Pengertian Anak Usia Dini Anak usia dini menurut Nasional Assosiation in Education for Young Children (NAEYC) adalah anak yang berada pada rentang usia lahir sampai usia 8 tahun (Wikipedia, 2007). Anak usia dini memiliki potensi genetik dan siap

untuk dikembangkan melalui pemberian berbagai rangsangan. Sehingga pembentukan perkembangan selanjutnya dari seorang anak sangat ditentukan pada masa-masa awal perkembangan anak. Sujiono (Dewi dan Eveline, 2004: 351) menjelaskan bahwa anak usia dini adalah sekelompok anak yang berusia 0-8 tahun yang memiliki berbagai potensi genetik dan siap untuk ditumbuh kembangkan melalui pemberian berbagai rangsangan. Secara internasional aspek-aspek perkembangan AUD adalah: a. Perkembangan Fisik, baik motorik halus maupun motorik kasar.

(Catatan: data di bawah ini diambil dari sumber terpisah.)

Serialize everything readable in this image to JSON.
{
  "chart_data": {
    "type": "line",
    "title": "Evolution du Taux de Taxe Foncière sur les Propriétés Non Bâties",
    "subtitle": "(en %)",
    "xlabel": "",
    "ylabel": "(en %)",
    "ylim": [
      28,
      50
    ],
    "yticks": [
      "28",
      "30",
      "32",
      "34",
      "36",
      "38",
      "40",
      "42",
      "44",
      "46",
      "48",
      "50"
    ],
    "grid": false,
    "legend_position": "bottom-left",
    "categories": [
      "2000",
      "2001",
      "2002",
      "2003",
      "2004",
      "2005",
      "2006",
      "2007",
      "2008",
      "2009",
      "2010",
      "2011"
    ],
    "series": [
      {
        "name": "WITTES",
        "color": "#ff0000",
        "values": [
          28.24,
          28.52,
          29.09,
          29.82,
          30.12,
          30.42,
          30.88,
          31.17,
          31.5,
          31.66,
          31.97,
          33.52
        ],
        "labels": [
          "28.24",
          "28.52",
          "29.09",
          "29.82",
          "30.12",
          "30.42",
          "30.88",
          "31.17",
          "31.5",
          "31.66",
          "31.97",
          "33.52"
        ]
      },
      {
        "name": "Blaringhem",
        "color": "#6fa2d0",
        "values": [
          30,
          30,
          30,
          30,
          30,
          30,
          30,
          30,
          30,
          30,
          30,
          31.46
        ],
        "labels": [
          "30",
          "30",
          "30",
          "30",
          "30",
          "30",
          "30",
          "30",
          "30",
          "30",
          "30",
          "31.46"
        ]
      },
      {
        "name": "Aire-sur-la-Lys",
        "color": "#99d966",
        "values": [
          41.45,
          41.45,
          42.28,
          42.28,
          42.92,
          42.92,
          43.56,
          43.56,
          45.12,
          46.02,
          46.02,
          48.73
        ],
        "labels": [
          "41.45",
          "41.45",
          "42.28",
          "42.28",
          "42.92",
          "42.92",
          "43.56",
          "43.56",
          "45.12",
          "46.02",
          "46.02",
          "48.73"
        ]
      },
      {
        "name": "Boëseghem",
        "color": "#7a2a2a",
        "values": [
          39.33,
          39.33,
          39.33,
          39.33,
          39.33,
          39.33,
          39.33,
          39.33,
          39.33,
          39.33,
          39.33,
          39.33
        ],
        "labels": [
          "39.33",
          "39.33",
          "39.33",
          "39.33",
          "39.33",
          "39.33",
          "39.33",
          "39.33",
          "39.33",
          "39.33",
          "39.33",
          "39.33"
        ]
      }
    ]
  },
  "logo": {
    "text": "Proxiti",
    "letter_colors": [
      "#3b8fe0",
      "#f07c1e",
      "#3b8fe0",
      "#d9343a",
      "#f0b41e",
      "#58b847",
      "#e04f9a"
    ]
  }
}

Yang termasuk motorik halus dalam hal ini adalah gerakan tangan dan yang termasuk dalam motorik kasar adalah gerakan si anak saat naik-turun tangga ataupun memanjat. b. Perkembangan emosional dan sosial. Emosional dalam hal ini menyangkut segala sesuatu yang berhubungan dengan perasaan si anak, baik itu perasaan, sedih, senang, kesal, gembira, dll. Sedangkan perkembangan sosial dalam hal ini adalah interaksi si anak dengan lingkungan, terutama orang-orang yang ada di sekitar si anak. c. Perkembangan kognitif/intelektual. Perkembangan kognitif disini contohnya adalah perkembangan kemampuan si anak untuk menggunakan bahasa. Aspek-aspek perkembangan anak ini tidak mutlak digunakan oleh seluruh negara, namun ketiga aspek ini merupakan acuan yang digunakan dalam menentukan aspek perkembangan anak. Misalnya ada checklist di Australia yang memisahkan antara perkembangan bahasa dengan perkembangan kognitif intelektual. Di Indonesia sendiri, Direktorat TK & SD DEPDIKNAS tidak menyebutkan aspek perkembangan, namun ada aspek-aspek perkembangan yang masuk dalam kurikulum TK. Aspek-aspek perkembangan tersebut adalah: a. Perkembangan fisik. Dalam kurikulum TK tidak disebutkan masalah motorik halus dan motorik kasar, namun yang disebutkan adalah keterampilan dan fisik. Sebenarnya keterampilan adalah motorik halus dan fisik adalah motorik kasar.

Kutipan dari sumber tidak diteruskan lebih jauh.